The Pfizer-BioNTech vaccine is being given to health care workers and people in long-term care facilities across the United States—and several more (Moderna, Sanofi, Johnson & Johnson, Novavax) are not far behind, writes BIO’s Tom DiLenge in InsideSources. He explains how this happened so quickly—and why we must continue to protect America’s innovation ecosystem.
Less than one year after the novel coronavirus was identified, “we have more than 750 unique compounds in development to combat the disease. Close to 100 of those compounds are in the final stages of development,” says DiLenge, BIO’s President of Advocacy, Law, and Public Policy.
Notably, “more than half of the projects underway originate within the United States.”
“One reason for this unparalleled response? Strong intellectual property protection for innovators,” which “rewards this type of risk taking.”
However: “There have long been attempts to weaken intellectual property protections for drug innovators, and those efforts are now being used against those working to develop COVID-19 vaccines and therapies.”
These include “global ‘compulsory licensing laws,’ which would allow countries to revoke an innovator’s patents and then license those patents to the innovator’s foreign or domestic competitors,” he explains.
Not only would these laws undermine innovation, safety, and efficiency, but these companies are already voluntarily “engaging in unprecedented collaboration with each other, governments and nongovernmental partners to provide global access to these lifesaving medicines at incredibly reasonable pricing.”

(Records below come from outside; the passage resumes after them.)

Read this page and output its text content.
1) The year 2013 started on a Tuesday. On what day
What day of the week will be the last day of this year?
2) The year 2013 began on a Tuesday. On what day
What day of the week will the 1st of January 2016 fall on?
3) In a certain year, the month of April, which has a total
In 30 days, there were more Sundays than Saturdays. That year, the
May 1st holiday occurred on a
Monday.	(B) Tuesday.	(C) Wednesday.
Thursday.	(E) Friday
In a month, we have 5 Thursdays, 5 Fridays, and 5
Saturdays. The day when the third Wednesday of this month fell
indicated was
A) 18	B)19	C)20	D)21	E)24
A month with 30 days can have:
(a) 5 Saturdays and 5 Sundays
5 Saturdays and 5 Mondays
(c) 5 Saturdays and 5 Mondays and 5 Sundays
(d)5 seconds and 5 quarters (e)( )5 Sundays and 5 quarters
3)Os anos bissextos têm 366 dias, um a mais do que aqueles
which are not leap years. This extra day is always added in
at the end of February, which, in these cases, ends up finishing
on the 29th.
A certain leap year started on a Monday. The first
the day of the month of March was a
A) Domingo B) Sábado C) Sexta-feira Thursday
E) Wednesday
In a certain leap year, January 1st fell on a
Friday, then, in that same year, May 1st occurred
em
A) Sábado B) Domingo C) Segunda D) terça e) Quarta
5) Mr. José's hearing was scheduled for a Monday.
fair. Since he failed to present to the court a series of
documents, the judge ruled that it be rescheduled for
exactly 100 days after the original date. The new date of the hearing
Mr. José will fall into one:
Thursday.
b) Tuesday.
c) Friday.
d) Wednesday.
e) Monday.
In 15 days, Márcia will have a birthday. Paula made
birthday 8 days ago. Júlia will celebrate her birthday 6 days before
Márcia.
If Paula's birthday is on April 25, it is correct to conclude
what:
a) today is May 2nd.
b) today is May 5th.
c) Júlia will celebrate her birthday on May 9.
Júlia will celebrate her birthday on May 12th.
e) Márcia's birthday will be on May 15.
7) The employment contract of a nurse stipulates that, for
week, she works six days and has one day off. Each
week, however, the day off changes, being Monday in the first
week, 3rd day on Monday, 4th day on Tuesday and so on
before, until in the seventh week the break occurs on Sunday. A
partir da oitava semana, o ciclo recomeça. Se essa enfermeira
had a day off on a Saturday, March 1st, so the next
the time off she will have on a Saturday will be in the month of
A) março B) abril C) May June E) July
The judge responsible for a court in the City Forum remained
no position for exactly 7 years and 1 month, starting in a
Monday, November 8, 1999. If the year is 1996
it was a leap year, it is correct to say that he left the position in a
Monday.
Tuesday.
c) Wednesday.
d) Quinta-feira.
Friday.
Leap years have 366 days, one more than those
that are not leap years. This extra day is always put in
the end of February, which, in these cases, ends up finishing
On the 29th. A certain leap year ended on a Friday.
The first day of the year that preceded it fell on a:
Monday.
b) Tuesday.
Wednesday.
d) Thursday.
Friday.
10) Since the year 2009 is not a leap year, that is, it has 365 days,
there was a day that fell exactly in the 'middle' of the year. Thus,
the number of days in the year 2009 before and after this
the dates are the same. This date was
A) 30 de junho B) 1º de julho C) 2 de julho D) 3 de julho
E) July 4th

The bottom line: “The biopharmaceutical industry’s response to COVID-19 has demonstrated how science and modern medicine can save and improve lives. We should be heralding and protecting these scientists and researchers—especially during a global pandemic. Failing to do so may mean patients never see the true end of this current pandemic or the next one, or any of tomorrow’s much-needed groundbreaking therapies for a host of other serious and deadly diseases.”
Read the whole thing.
P.S. There’s another thing that will undermine innovation: President Trump’s Most Favored Nation drug pricing plan,which we’re taking to court. We recently filed a motion for preliminary injunction as the rule “will irreparably harm Plaintiffs’ members, who include biotechnology companies that manufacture and sell drugs covered by the Rule. The public interest and balance of equities also weigh heavily in favor of an injunction, because the Rule will otherwise cause severe and irreparable harms to patients, doctors, and others throughout the healthcare system.” Read more about the plan and BIO's lawsuit.
More Health Care News:
CNBC: U.S. plans to ship 6 million Moderna COVID-19 vaccine doses once FDA gives OK, as early as week’s end
“The FDA’s Vaccines and Related Biological Products Advisory Committee is scheduled to review Moderna’s vaccine on Thursday.”
The New York Times: 'I trust science,' says nurse who is first to get vaccine in the United States
“Because of lingering skepticism about the vaccine, even among some on her own staff, Ms. [Sandra] Lindsay, the director of critical care nursing, said she wanted to lead by example—particularly as a Black woman who understands the legacy of unequal and racist medical treatment and experimentation on people of color.”